Somos muchos los que, como Fermín, amamos y disfrutamos los ambientes salvajes. Pero se trata de gustos personales, y como tales no deberían ser financiados por la sociedad en su conjunto. Esas personas estaríamos dispuestas a invertir parte de nuestros ingresos en la compra y mantenimiento de áreas destinadas a la conservación, que podrían sustentarse económicamente con más donaciones y con el cobro de entradas y servicios de interpretación ambiental. Por supuesto, no se trata de algo sencillo. Pero Ongs ambientalistas administran ese tipo de reservas privadas con mucho éxito en otros países, y hay ejemplos locales incipientes pero prometedores. En otras palabras, podríamos comprarle el bosque a Lucía y todos saldríamos ganando con la transacción.

También se podría argumentar que existen sólidas evidencias para sostener que el bosque de Lucía es indispensable como proveedor de servicios ambientales y reserva de biodiversidad, y que su pérdida traería aparejados problemas de difícil y costosa solución. En ese caso, deberíamos hacernos cargo como sociedad de su mantenimiento. Podríamos, por ejemplo, pagar a Lucía por esos servicios que tanto necesitamos, así como pagamos por otros servicios igualmente esenciales. Aquí también todos salimos ganando.

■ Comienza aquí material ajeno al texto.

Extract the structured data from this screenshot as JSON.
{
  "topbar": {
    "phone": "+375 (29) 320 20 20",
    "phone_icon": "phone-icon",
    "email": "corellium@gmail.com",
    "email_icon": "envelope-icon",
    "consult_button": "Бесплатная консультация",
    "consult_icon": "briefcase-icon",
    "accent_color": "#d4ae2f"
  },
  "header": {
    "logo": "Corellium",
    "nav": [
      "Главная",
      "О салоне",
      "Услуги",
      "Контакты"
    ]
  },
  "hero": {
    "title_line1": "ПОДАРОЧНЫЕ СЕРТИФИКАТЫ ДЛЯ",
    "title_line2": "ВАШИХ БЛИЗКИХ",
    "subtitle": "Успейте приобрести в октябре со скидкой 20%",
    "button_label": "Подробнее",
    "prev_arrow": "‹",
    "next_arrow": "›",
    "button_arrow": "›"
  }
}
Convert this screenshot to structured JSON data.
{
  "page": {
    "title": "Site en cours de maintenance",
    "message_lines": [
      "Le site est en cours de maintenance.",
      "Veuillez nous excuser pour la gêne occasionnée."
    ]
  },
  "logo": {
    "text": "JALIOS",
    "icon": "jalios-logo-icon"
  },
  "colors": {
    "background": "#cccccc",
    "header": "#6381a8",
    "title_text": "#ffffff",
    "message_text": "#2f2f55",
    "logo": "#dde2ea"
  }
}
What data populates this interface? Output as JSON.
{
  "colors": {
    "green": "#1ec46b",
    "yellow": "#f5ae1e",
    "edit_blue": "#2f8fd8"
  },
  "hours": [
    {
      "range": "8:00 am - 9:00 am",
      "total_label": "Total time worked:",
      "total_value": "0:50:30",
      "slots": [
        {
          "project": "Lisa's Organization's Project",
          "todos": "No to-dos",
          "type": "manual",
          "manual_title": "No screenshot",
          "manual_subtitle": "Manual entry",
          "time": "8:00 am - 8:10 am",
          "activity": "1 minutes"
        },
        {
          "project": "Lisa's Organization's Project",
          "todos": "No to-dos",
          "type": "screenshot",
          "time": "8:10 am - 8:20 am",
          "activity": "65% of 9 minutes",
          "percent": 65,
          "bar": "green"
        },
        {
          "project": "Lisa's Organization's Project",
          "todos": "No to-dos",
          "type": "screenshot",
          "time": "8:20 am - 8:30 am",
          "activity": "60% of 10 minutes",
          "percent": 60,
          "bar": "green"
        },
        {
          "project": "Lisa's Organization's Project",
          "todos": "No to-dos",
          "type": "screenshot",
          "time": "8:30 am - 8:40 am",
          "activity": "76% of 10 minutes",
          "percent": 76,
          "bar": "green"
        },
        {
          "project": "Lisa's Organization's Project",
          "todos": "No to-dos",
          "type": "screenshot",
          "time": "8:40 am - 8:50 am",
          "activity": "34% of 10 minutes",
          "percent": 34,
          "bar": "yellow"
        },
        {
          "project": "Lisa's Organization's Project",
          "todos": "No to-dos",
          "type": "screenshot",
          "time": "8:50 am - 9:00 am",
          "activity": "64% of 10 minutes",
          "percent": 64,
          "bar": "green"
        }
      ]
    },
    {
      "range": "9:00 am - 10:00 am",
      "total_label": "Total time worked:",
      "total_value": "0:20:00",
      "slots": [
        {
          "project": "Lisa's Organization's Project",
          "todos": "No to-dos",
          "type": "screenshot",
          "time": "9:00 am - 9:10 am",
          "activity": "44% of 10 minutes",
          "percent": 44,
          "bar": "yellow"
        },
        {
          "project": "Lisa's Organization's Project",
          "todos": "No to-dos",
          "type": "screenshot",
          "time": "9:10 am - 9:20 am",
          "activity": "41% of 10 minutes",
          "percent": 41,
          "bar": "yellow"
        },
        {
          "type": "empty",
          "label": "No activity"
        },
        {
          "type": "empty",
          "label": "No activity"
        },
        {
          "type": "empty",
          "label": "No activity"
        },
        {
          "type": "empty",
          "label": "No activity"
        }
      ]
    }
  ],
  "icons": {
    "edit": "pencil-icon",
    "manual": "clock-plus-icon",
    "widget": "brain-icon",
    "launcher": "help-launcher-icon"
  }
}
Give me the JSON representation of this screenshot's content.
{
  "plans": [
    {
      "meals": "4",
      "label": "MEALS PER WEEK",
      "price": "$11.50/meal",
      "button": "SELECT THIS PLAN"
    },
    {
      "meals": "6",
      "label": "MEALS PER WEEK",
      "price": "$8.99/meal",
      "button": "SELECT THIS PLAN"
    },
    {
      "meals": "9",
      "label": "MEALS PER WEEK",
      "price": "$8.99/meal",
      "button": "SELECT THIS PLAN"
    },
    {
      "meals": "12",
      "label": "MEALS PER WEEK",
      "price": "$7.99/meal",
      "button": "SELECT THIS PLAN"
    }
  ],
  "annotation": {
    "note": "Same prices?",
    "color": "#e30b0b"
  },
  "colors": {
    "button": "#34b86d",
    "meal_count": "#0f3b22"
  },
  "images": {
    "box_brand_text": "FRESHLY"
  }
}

Otros podrían sugerir que el manejo de esos servicios es responsabilidad del estado, que debería entonces expropiar y administrar los montes de Lucía y otros similares. Por supuesto, nos costaría mucho dinero proveniente de nuestros impuestos, que el gobierno debería dejar de invertir en otras cosas que también necesitamos, como justicia, educación, salud y seguridad. Y no está muy claro en este caso si todos salimos ganando, ya que el estado no ha demostrado por estas latitudes grandes destrezas en la gestión de ambientes naturales, ni estamos seguros que Lucía será compensada con el valor de mercado de su propiedad.

Quizás, si discutiéramos estas cuestiones con franqueza, exigiendo a los representantes que elegimos con nuestro voto su tratamiento en los concejos deliberantes y legislaturas, basados en la evidencia y respetando los derechos individuales, podríamos negociar y decidir qué parte del territorio destinaremos como reserva de diversidad, espacio de investigación y recreación, protección de cuencas y provisión de otros servicios ambientales, y cómo financiamos su mantenimiento y eventual restauración.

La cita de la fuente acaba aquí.